Douglas Dean Starcher Jr. is coming to the end of a 10-year prison sentence—the last six months of which he has spent at SEPTA. "I've had enough," he said. "I lost too much, and I don't want this life anymore."

People in their lives hit crossroads of defining moments. SEPTA is a defining moment for a person's life. —Monda DeWeese, SEPTA Director

Tall and broad with sharp blue eyes and tattoos of SS lightning bolts and a hooded Klansman spilling down his arm, he looks tired. For the first time in his life, Starcher thinks he is ready to turn it around and leave prison, drugs, and guns behind him. "A lot of people probably think that I got an 85 percent chance of being right back. For me, I always been one of them hardheads, you know I'm gonna show 'em that it can be done. I'm 31 years old, spent most of my life in prison—now I'm gonna go the other way." Starcher is the latest living test to the basic question SEPTA asks—can people change?

SEPTA—the South Eastern Probation Treatment Alternative Correctional Facility—occupies a segmented grey and blue building that sprawls over a former mine shaft at the base of a ridge in Nelsonville, Ohio. It looks like it belongs in an office park. It opened in 1990 to provide judges and sentencing courts in southeast Ohio an alternative to prison or probation for felony offenders, and to help convicts transition back into home communities. The idea is that locking guys up in a place where a battery of programs are not just available to them, but required of them—can cause a shift. It can change outcomes. They can learn to stop coming to prison.

SEPTA Correctional Facility Director Monda Deweese leads a program in a conference room. Deweese has been director of SEPTA for twenty-five years.

SEPTA Correctional Facility Director Monda DeWeese leads a program in a conference room. DeWeese has been director of SEPTA for twenty-five years.

Monda DeWeese, a commanding woman with a no-nonsense hairstyle has served as SEPTA's Director for 25 years. Sharp and articulate, she carries a keychain weapon shaped like a kitty cat. "Before SEPTA, and particularly in the rural area that we serve, it was probation or prison, and we did not have a depth of community resources." In a conference room with the words "freedom through responsibility" painted on the wall surrounded by trompe l'oeil ivy, DeWeese is clear about her vision for the place. "If you don't like being here, then in part I've done my job. This is not meant to be some place that somebody wants to spend a lot of time. People in their lives hit crossroads of defining moments. SEPTA is a defining moment for a person's life."

Inmates at SEPTA are required to participate in a battery of programs and treatment classes.

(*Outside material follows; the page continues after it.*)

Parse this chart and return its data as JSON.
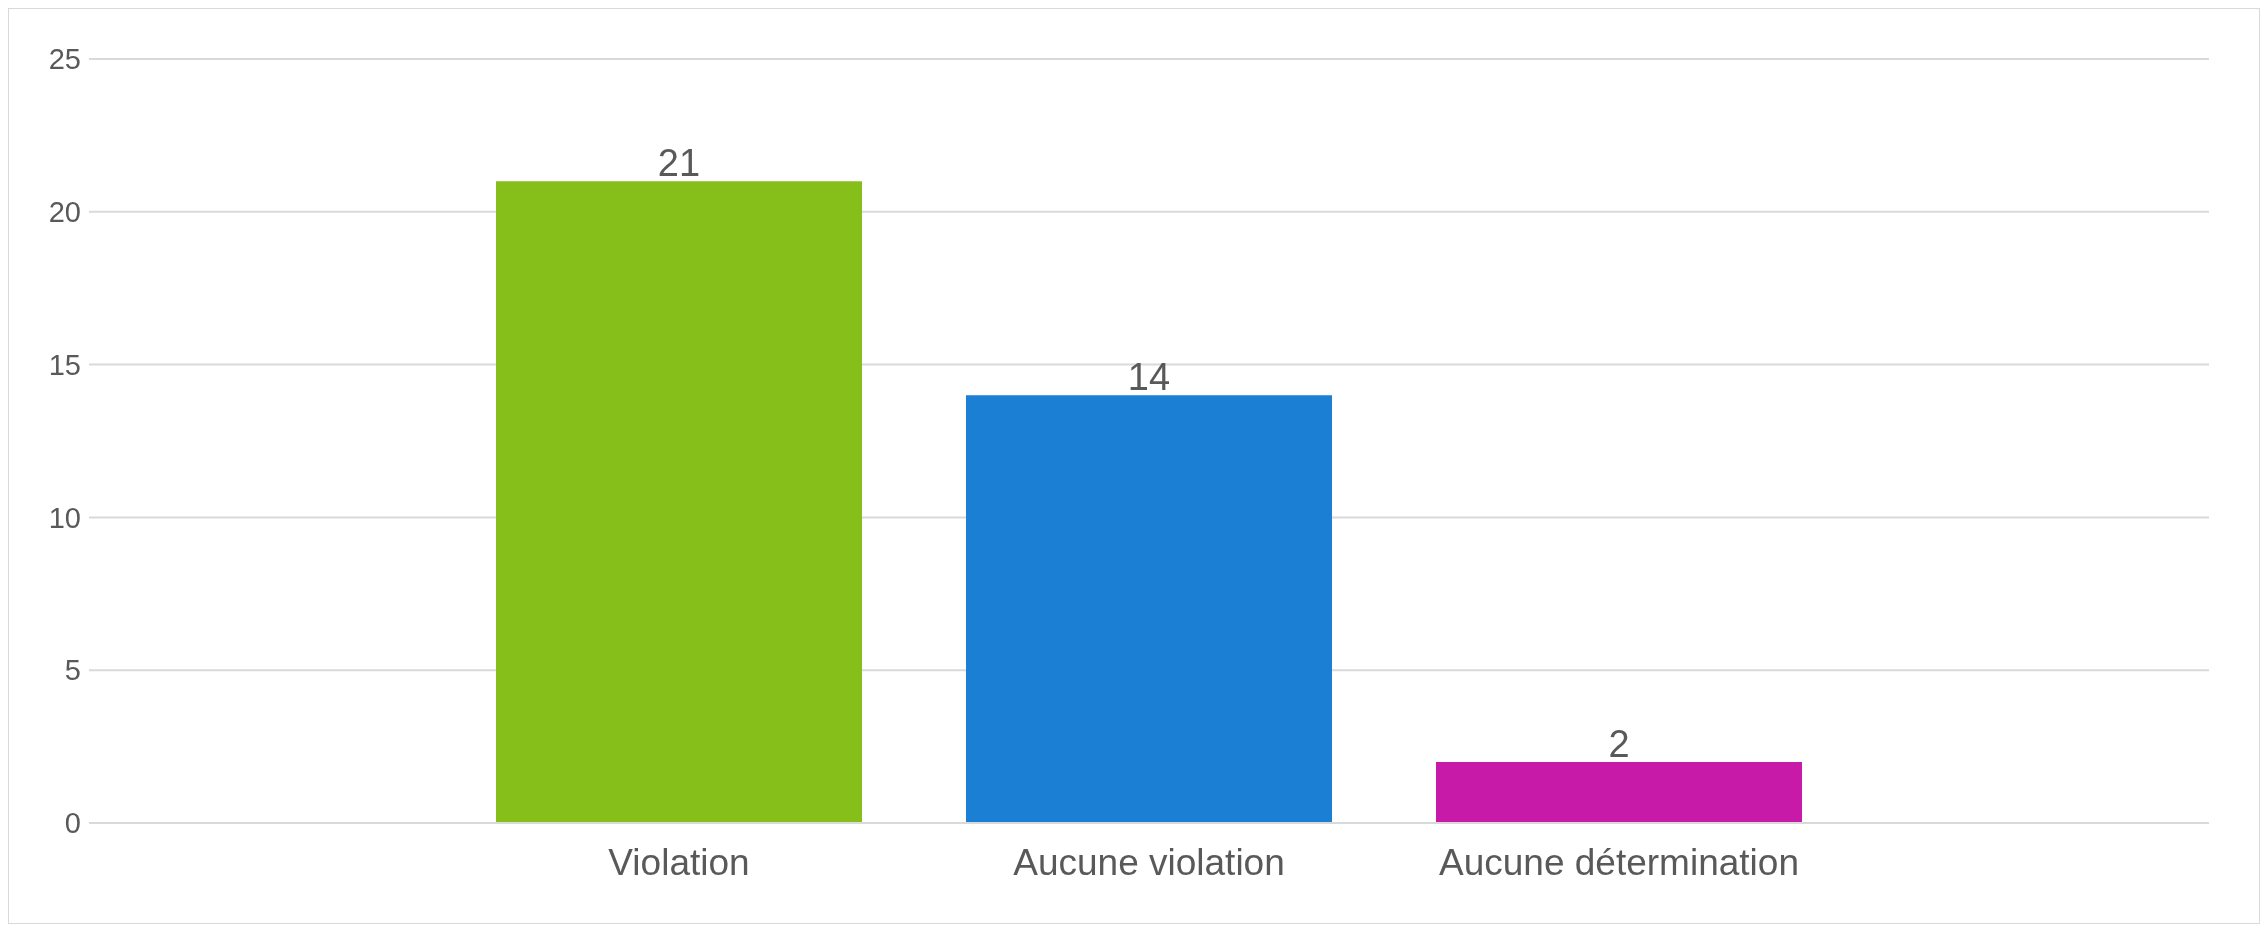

If they don't have a high school diploma, they have to work on their GED. If they have struggled with addiction and alcoholism, (which nearly all have), they attend rehab. They are eligible for work release, and if they can find and hold down a job, they can eventually go on weekend visits home. All this is supposed to help them gather the skills and capacities that they missed out on when they were busy doing drugs and getting into trouble. SEPTA also tries to create a sense of normalcy—a transition from prison life. The guys wear their street clothes, they can smoke outside on the yard. In the small library they can check out a book or create a Mother's Day card on one of the computers. They can go to a horticulture class.

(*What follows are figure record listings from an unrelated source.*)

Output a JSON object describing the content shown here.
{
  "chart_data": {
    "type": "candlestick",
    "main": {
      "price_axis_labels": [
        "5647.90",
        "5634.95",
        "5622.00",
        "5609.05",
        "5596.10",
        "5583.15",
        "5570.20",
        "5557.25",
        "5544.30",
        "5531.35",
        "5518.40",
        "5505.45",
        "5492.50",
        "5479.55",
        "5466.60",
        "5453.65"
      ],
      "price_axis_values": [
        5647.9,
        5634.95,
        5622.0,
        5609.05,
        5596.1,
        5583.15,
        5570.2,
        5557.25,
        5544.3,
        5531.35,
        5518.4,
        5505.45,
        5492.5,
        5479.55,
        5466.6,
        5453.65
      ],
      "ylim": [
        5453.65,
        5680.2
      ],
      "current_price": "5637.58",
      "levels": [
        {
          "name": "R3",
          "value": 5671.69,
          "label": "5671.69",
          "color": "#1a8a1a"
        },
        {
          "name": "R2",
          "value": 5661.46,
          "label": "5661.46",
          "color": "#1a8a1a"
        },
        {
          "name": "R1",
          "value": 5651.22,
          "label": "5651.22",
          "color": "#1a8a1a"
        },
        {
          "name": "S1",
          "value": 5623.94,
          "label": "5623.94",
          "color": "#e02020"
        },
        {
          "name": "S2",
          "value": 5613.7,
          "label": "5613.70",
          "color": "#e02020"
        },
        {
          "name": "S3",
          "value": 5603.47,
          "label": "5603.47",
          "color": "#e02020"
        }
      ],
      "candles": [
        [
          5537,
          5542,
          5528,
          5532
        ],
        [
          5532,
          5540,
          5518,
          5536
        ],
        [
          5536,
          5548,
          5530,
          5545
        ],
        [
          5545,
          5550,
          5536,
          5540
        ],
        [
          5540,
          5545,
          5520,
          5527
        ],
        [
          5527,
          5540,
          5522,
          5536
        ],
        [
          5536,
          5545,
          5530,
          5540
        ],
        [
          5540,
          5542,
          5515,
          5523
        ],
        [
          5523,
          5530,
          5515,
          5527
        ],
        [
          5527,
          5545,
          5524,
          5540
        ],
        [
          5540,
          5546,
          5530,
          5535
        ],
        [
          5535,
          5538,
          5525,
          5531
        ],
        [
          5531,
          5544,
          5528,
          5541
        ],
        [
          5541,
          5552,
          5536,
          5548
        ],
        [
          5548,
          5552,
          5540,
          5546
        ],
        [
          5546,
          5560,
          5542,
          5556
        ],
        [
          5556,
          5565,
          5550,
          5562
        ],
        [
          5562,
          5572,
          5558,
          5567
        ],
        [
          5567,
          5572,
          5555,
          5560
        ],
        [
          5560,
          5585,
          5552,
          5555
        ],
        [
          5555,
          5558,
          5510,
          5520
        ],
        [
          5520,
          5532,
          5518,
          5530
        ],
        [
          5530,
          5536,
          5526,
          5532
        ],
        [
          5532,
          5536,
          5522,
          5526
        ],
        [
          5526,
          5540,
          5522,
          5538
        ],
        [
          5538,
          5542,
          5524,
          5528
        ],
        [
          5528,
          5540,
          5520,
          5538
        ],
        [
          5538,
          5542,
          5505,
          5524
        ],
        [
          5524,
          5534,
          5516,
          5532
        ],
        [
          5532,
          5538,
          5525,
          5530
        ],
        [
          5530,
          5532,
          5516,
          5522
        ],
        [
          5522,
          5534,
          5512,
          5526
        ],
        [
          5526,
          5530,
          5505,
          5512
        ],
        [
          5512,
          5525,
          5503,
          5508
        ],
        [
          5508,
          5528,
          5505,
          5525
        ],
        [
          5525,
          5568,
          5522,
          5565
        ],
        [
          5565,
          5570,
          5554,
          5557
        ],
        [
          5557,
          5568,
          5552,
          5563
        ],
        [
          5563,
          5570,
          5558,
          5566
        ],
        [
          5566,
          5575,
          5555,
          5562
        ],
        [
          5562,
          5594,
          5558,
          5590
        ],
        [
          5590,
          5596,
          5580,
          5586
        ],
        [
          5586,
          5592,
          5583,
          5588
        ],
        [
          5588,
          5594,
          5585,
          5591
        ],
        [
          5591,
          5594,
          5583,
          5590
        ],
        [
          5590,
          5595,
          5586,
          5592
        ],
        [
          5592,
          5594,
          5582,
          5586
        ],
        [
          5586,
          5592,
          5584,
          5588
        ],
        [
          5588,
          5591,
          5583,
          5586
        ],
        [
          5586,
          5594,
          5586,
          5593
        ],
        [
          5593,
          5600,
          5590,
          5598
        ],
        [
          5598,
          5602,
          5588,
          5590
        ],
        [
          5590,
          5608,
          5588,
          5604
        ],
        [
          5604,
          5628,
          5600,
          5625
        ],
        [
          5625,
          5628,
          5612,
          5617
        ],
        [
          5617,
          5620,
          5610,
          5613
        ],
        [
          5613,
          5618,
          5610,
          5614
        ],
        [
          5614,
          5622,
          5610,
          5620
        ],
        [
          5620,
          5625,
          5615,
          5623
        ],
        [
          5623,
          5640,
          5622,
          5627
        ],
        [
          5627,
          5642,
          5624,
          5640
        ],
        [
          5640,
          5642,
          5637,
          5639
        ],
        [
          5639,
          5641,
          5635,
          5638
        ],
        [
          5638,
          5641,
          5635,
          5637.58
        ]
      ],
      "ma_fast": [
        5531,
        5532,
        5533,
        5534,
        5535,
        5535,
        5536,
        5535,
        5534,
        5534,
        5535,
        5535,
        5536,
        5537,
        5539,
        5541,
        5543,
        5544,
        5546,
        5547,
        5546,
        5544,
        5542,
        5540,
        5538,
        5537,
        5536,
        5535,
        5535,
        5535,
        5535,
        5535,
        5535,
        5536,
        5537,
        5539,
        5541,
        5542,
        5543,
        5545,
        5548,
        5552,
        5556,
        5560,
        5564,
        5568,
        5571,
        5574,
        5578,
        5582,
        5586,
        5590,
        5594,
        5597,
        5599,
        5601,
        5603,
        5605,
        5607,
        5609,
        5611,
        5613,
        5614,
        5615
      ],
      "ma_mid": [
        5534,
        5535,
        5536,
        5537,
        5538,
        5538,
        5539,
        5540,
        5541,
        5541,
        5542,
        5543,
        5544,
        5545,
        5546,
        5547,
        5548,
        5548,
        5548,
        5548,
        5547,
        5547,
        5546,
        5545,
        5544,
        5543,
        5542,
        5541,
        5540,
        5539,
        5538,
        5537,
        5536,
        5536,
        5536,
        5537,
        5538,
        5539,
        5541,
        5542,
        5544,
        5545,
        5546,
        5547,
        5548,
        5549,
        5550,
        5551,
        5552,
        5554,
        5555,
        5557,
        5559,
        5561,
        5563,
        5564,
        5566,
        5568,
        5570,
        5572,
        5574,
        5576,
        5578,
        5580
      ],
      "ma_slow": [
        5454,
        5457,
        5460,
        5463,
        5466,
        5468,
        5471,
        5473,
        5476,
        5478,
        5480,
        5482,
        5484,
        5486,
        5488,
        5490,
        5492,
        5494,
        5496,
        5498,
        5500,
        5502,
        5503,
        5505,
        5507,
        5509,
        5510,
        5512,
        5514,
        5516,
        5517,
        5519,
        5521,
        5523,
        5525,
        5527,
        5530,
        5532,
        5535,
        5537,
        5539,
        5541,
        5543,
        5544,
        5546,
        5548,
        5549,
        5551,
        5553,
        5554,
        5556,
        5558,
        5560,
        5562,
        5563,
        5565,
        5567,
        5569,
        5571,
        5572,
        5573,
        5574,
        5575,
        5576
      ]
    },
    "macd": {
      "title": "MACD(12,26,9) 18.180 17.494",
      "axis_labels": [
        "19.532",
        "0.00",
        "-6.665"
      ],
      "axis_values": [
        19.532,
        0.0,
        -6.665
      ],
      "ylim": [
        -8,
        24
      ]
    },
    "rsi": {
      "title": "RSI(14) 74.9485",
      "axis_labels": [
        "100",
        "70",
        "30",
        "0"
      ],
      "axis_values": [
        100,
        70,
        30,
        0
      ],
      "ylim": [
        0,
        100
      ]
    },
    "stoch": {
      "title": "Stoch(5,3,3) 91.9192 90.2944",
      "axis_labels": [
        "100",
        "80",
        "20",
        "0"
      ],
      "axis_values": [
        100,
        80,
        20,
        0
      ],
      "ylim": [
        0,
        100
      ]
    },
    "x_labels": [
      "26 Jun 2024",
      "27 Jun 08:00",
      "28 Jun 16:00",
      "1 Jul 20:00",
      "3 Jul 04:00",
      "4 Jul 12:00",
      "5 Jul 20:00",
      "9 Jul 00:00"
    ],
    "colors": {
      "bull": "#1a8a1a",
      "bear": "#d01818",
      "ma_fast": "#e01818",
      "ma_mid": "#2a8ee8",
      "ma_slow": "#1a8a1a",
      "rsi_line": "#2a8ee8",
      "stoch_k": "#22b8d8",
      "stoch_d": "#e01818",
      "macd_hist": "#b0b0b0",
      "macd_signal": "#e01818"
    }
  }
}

These individuals are going to come back and they are going to be your and my next-door neighbor. —Monda DeWeese, SEPTA Director

"These individuals are going to come back and they are going to be your and my next-door neighbor," says DeWeese. "And it doesn't matter whether you believe that people should be locked up and the key should be thrown away, or whether you believe that people should never have their freedoms restricted, this is the system that we have. And I think it's SEPTA's mission, and it should be society's mission, that we want these people to come back with an increased ability to cope."